GM130 is a marker for Golgi matrix protein of 130kDa, which typically targets the cis-component of Golgi (Nakamura, Lowe, Levine, Rabouille, & Warren, 1997). The Golgi apparatus is located mainly around the apical part of the cytoplasm in HCs (Schug et al., 2006; Spicer et al., 1998, 1999). In the rat cochlea, cytoplasmic expression of GM130 was observed in the IHCs and OHCs with vesicular, string-like structures (Figure 6E, F), consistent with previous reports (Schug et al., 2006). Notably, the co-occurrence of the GM130 and P2X4 in both the IHCs and OHCs was minimal (Figure 6E, F), 11.7% ± 2.4%, and in the OHCs, 27% ± 2%. TOM20 is a protein expressed on the mitochondrial outer membrane (Balaker, Ishiyama, Lopez, Ishiyama, & Ishiyama, 2013) and was used here as the marker for mitochondria. There was some overlap of TOM20 and P2X4 signal in the IHCs (Figure 6G, arrow). However, there was little co-localization between P2X4 and TOM20 in both OHCs and IHC (Figure 6H). TOM20 was co-occurred with P2X4 in the IHCs 13.7% ± 2.5% and in OHCs 11.3% ± 1.2%. Finally, WGA is naturally occurring molecule known to bind to glycoproteins found in the cell membrane, and fluorescent conjugates are commonly used as a marker for cell membrane (Emde, Heinen, Gödecke, & Bottermann, 2014). The WGA labelled the OHC membrane but did not stain IHC, similar to a previous study (Gil-Loyzaga & Brownell, 1988). Therefore, the association with the IHC membrane was inconclusive and therefore not included in this study. We observed the minimal overlap between WGA and P2X4 in the OHCs(Figure 6I). WGA was co-localized with P2X4 in OHCs 4.3% ± 0.2% (Figure 6K).

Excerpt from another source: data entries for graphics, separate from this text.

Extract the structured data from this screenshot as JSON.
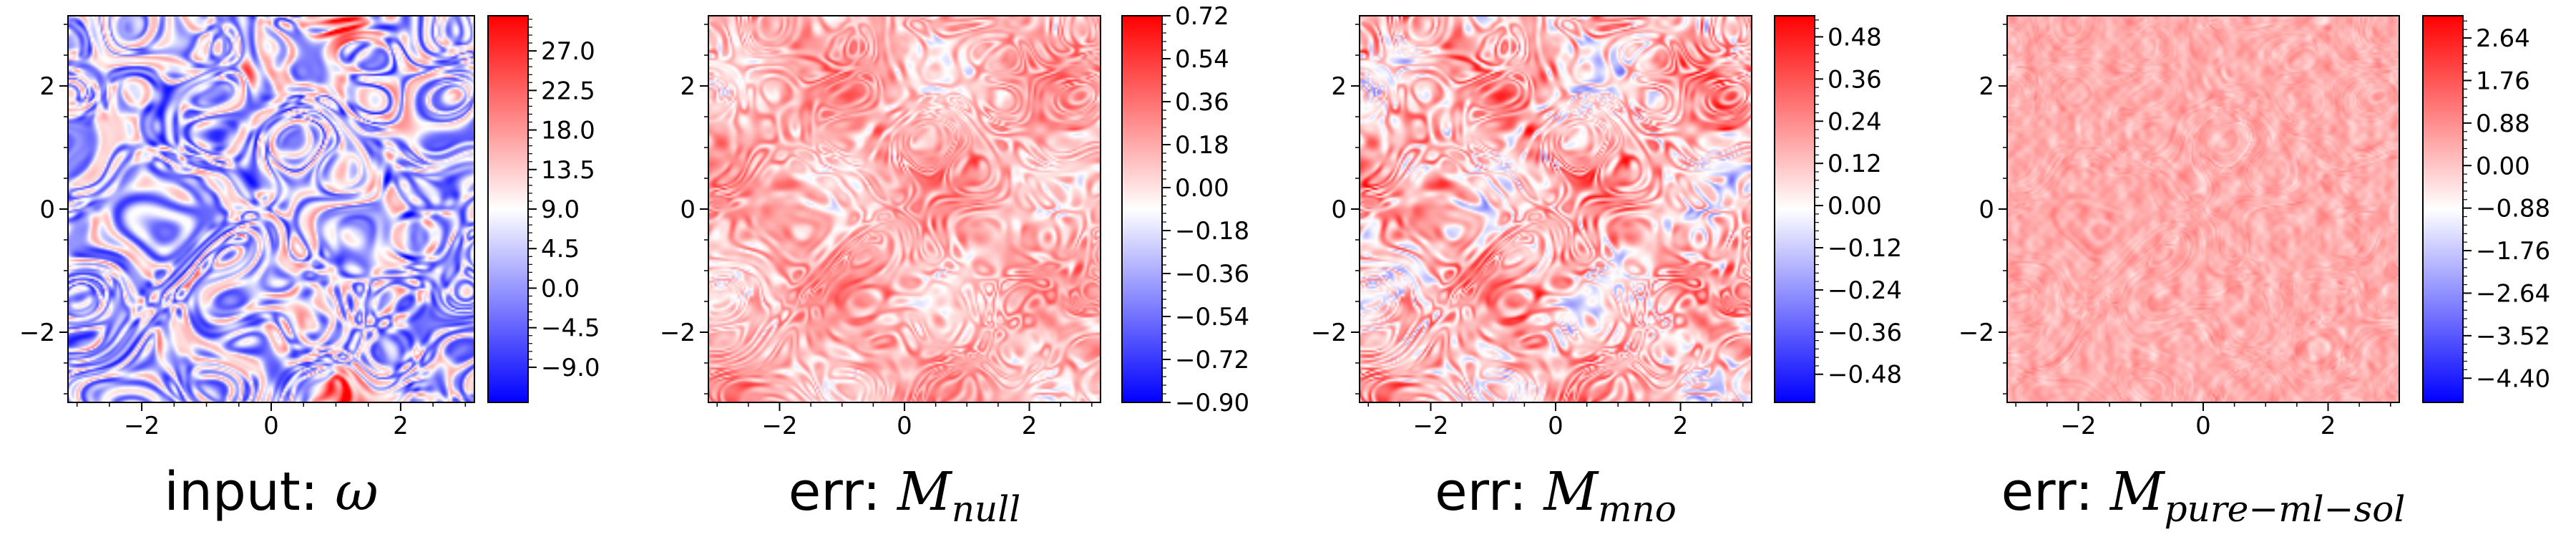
{
  "chart_data": [
    {
      "type": "heatmap",
      "title_prefix": "input: ",
      "title_symbol": "ω",
      "title_subscript": "",
      "x_ticks": [
        -2,
        0,
        2
      ],
      "y_ticks": [
        -2,
        0,
        2
      ],
      "xlim": [
        -3.14,
        3.14
      ],
      "ylim": [
        -3.14,
        3.14
      ],
      "colorbar": {
        "range": [
          -13.0,
          31.0
        ],
        "ticks": [
          27.0,
          22.5,
          18.0,
          13.5,
          9.0,
          4.5,
          0.0,
          -4.5,
          -9.0
        ],
        "labels": [
          "27.0",
          "22.5",
          "18.0",
          "13.5",
          "9.0",
          "4.5",
          "0.0",
          "−4.5",
          "−9.0"
        ]
      },
      "colormap": "bwr",
      "field": "vorticity"
    },
    {
      "type": "heatmap",
      "title_prefix": "err: ",
      "title_symbol": "M",
      "title_subscript": "null",
      "x_ticks": [
        -2,
        0,
        2
      ],
      "y_ticks": [
        -2,
        0,
        2
      ],
      "xlim": [
        -3.14,
        3.14
      ],
      "ylim": [
        -3.14,
        3.14
      ],
      "colorbar": {
        "range": [
          -0.9,
          0.72
        ],
        "ticks": [
          0.72,
          0.54,
          0.36,
          0.18,
          0.0,
          -0.18,
          -0.36,
          -0.54,
          -0.72,
          -0.9
        ],
        "labels": [
          "0.72",
          "0.54",
          "0.36",
          "0.18",
          "0.00",
          "−0.18",
          "−0.36",
          "−0.54",
          "−0.72",
          "−0.90"
        ]
      },
      "colormap": "bwr",
      "field": "error"
    },
    {
      "type": "heatmap",
      "title_prefix": "err: ",
      "title_symbol": "M",
      "title_subscript": "mno",
      "x_ticks": [
        -2,
        0,
        2
      ],
      "y_ticks": [
        -2,
        0,
        2
      ],
      "xlim": [
        -3.14,
        3.14
      ],
      "ylim": [
        -3.14,
        3.14
      ],
      "colorbar": {
        "range": [
          -0.56,
          0.54
        ],
        "ticks": [
          0.48,
          0.36,
          0.24,
          0.12,
          0.0,
          -0.12,
          -0.24,
          -0.36,
          -0.48
        ],
        "labels": [
          "0.48",
          "0.36",
          "0.24",
          "0.12",
          "0.00",
          "−0.12",
          "−0.24",
          "−0.36",
          "−0.48"
        ]
      },
      "colormap": "bwr",
      "field": "error"
    },
    {
      "type": "heatmap",
      "title_prefix": "err: ",
      "title_symbol": "M",
      "title_subscript": "pure−ml−sol",
      "x_ticks": [
        -2,
        0,
        2
      ],
      "y_ticks": [
        -2,
        0,
        2
      ],
      "xlim": [
        -3.14,
        3.14
      ],
      "ylim": [
        -3.14,
        3.14
      ],
      "colorbar": {
        "range": [
          -4.9,
          3.1
        ],
        "ticks": [
          2.64,
          1.76,
          0.88,
          0.0,
          -0.88,
          -1.76,
          -2.64,
          -3.52,
          -4.4
        ],
        "labels": [
          "2.64",
          "1.76",
          "0.88",
          "0.00",
          "−0.88",
          "−1.76",
          "−2.64",
          "−3.52",
          "−4.40"
        ]
      },
      "colormap": "bwr",
      "field": "error"
    }
  ]
}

In summary, in IHCs, EEA-1 and GM130 have the highest percentage of co-localization with P2X4, at 26% and 27%, respectively, compared to other organelle markers, suggesting cytoplasmic P2X4 were likely associated with endosomes and Golgi apparatus. The co-localization pattern in OHCs was slightly different from that with IHCs; EEA-1 and LAMP-1 have a higher percentage of co-localization with P2X4 at 42.3% and 32.%, respectively. This suggests that P2X4 associate with endosomes and lysosomes in OHCs (Figure 6 K&L, Table 2).